Etruschi. L’enigma delle loro origini rappresenta uno dei problemi più dibattuti dell’archeologia. Nell’antichità era accettata praticamente senza obiezioni la fiabesca versione che fornì Erodoto, il “padre” della storia. Lo storico greco, infatti, riporta che al suo tempo (V secolo a.C.) la popolazione della Lidia pretendeva di aver colonizzato la regione costiera del mar Tirreno. Ciò sarebbe avvenuto sotto il regno di un certo re Atis, figlio di Mane. Questi, poiché il paese era stato colpito da una carestia, avrebbe ordinato a suo figlio Tirreno di prendere il mare con metà della popolazione, per colonizzare nuove terre.

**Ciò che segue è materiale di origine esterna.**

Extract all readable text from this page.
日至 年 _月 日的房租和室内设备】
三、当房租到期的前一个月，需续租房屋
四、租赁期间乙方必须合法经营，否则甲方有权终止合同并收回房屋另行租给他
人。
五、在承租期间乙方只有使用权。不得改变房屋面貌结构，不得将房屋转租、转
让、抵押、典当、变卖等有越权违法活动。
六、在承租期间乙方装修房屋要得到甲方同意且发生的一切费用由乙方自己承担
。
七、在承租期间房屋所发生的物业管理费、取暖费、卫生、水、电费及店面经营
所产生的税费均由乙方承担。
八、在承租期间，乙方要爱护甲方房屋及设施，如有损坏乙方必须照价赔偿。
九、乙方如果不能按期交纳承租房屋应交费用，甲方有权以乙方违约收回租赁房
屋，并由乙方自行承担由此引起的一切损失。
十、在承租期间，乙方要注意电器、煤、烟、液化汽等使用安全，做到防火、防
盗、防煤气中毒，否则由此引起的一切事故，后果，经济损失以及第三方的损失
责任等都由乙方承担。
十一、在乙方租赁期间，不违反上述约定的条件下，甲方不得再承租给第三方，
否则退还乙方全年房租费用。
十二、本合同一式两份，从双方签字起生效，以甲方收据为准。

«Dopo aver oltrepassato molti popoli – prosegue Erodoto – essi giunsero, infine, al paese degli umbri, dove fondarono città ed abitano anche oggi. E da allora non si chiamano più lidi, ma tirreni, dal nome del figlio del re che li aveva guidati» [1]. Poi il nome di tirreni è stato trasformato dai latini in “tusci”, per divenire infine quello di “etruschi”.
Prima degli etruschi, i villanoviani e i “protovillanoviani”
Gli archeologi (o meglio i “paletnologi”) del novecento la vedono in maniera più complessa. Tra il 1175 e il 960 a.C. si sarebbe diffusa in tutta la penisola una cultura detta “protovillanoviana”. Con questo singolare nome si indica una popolazione proveniente dall’Europa centrale e danubiana. Costoro adottavano il rito crematorio per venerare i loro defunti. Gran parte degli archeologi sostengono l’ipotesi che, oltre al rito crematorio, la cultura protovillanoviana abbia introdotto in Italia anche la lingua indoeuropea. Tra costoro vi è Massimo Pallottino[2], Marija Gimbutas [3]e l’antropologo David W. Anthony [4]. Doveva trattarsi di una lingua indoeuropea del gruppo occidentale detto kentum, da cui deriva la maggior parte delle lingue europee attuali [5]. Nel prosieguo si vedrà come le analisi genetiche abbiano confermato tale ipotesi.
Intorno al 900 a.C. nell’area poi abitata dagli etruschi (Lazio, Toscana parte della Campania ed Emilia-Romagna), subentra la cultura “villanoviana”. Anch’essa è portatrice del rito crematorio. Nella seconda metà dell’ottavo secolo a.C. il quadro cambia di nuovo. Sorge una monumentale architettura funeraria. Accanto al rito incineratorio prende sempre più piede quello inumatorio. Gli imponenti tumuli mostrano una sbalorditiva somiglianza con quelli dell’Asia Minore (antica Lidia). Le tombe a camera sono dipinte e contengono innumerevoli tesori di gioielleria antica. Appaiono oggetti di importazione come gli avori e le uova di struzzo. Nasce la tecnica architettonica dell’arco. Niente di tutto ciò si era visto nei poveri villaggi villanoviani e tra i loro tristi arredi funerari.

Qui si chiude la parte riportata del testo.